Question

The lower window of a house is at height 2m above the ground and its upper window is 4m vertically above the lower window. At a certain instant, the angles of elevation of a balloon from these windows are observed to be \[{{60}^{\circ }}\] and \[{{30}^{\circ }}\] respectively. Find the height of the balloon above the ground.

Answer 1

Hint: Use the fact that the vertical line representing the windows and the balloon are perpendicular to the ground. Use values of tangent of \[{{30}^{\circ }}\] and \[{{60}^{\circ }}\] to relate the length of the base to the height of the balloon. Simplify the equations to calculate the height of the balloon.
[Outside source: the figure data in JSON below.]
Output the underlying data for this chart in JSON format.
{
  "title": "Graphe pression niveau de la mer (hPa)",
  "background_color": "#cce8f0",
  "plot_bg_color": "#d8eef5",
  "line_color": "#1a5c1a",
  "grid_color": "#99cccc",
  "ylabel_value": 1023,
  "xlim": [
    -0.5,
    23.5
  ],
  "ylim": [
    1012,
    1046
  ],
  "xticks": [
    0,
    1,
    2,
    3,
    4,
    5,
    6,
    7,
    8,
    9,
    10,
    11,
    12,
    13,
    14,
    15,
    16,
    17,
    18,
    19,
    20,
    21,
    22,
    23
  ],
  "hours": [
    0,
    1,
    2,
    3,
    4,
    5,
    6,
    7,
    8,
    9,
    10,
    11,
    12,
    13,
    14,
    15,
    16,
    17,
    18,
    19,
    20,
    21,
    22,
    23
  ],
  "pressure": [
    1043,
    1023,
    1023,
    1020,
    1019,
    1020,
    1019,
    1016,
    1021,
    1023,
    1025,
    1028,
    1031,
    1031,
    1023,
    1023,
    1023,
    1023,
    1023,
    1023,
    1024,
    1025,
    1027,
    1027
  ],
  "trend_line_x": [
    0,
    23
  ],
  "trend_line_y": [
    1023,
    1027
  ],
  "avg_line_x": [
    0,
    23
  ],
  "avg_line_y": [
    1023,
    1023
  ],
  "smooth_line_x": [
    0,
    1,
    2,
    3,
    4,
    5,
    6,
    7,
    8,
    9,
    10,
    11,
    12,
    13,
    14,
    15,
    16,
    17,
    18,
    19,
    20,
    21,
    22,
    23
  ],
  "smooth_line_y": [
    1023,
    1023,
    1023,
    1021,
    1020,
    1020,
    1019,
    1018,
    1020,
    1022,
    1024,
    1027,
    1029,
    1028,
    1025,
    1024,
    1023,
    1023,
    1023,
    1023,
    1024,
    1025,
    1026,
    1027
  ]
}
Complete step-by-step answer:
We have two windows; one is at height 2m above the ground and the other is 4m above the lower window. We have a balloon in the air whose angle of elevation from the two windows is \[{{60}^{\circ }}\] and \[{{30}^{\circ }}\]. We have to calculate the height of the balloon above the ground.
Let’s assume that the base of ground is represented by line AB. The lower window is represented by BC and is of height 2m above the ground. The height of the upper window from the ground is represented by BD. The balloon is represented by AE and is x m above the ground. We have to calculate the value of x, as shown in the figure.

We observe that the base AB is perpendicular to line BD and AE.
We will consider the triangle \[\Delta EGD\]. We observe that \[EG\bot GD\] and \[\angle EDG={{30}^{\circ }}\].
Thus, we have \[\tan \left( \angle EDG \right)=\tan \left( {{30}^{\circ }} \right)\].
We know that tangent of any angle is the ratio of height of the perpendicular and the base of the right angled triangle.
Thus, we have \[\tan \left( \angle EDG \right)=\dfrac{EG}{GD}=\tan \left( {{30}^{\circ }} \right)=\dfrac{1}{\sqrt{3}}\].
Rearranging the terms, we have \[EG=\dfrac{GD}{\sqrt{3}}.....\left( 1 \right)\].
Now, we will consider the triangle \[\Delta ECF\]. We observe that \[EF\bot FC\] and \[\angle ECF={{60}^{\circ }}\].
Thus, we have \[\tan \left( \angle ECF \right)=\tan \left( {{60}^{\circ }} \right)\].
We know that tangent of any angle is the ratio of height of the perpendicular and the base of the right angled triangle.
Thus, we have \[\tan \left( \angle ECF \right)=\dfrac{EF}{FC}=\tan \left( {{60}^{\circ }} \right)=\sqrt{3}\].
Rearranging the terms, we have \[EF=\sqrt{3}FC....\left( 2 \right)\].
  As \[GDCF\] is a rectangle, we have \[GD=CF.....\left( 3 \right)\] and \[GF=CD=4m.....\left( 4 \right)\].
We observe that \[GF=EF-EG.....\left( 5 \right)\].
Substituting equation (1), (2) and (4) in equation (5), we have \[4=\sqrt{3}FC-\dfrac{GD}{\sqrt{3}}.....\left( 6 \right)\].
Substituting equation (3) in equation (6), we have \[4=\sqrt{3}FC-\dfrac{FC}{\sqrt{3}}=\dfrac{3FC-FC}{\sqrt{3}}\].
Simplifying the above equation by rearranging the terms, we have \[4=\dfrac{2FC}{\sqrt{3}}\Rightarrow FC=2\sqrt{3}m.....\left( 7 \right)\].
Substituting equation (7) in equation (1), we have \[EG=\dfrac{GD}{\sqrt{3}}=\dfrac{FC}{\sqrt{3}}=\dfrac{2\sqrt{3}}{\sqrt{3}}=2m\].
Thus, we have \[EG=2m,GF=4m.....\left( 8 \right)\].
We observe that \[ABCF\] is a rectangle. Thus, we have \[AF=BC=2m.....\left( 9 \right)\].
We know that \[AE=x=AF+FG+EG\].
Substituting equation (8) and (9) in above equation, we have \[AE=x=AF+FG+EG=2+4+2=8m\].
Hence, the height of the balloon above the ground is 8m.

Note: One must observe that all the angles are in degrees and not in radians. We must also keep in mind that the height of one window is from the ground and the height of the other window is from the first window. It’s important to consider that the balloon is not in the same line as that of the windows.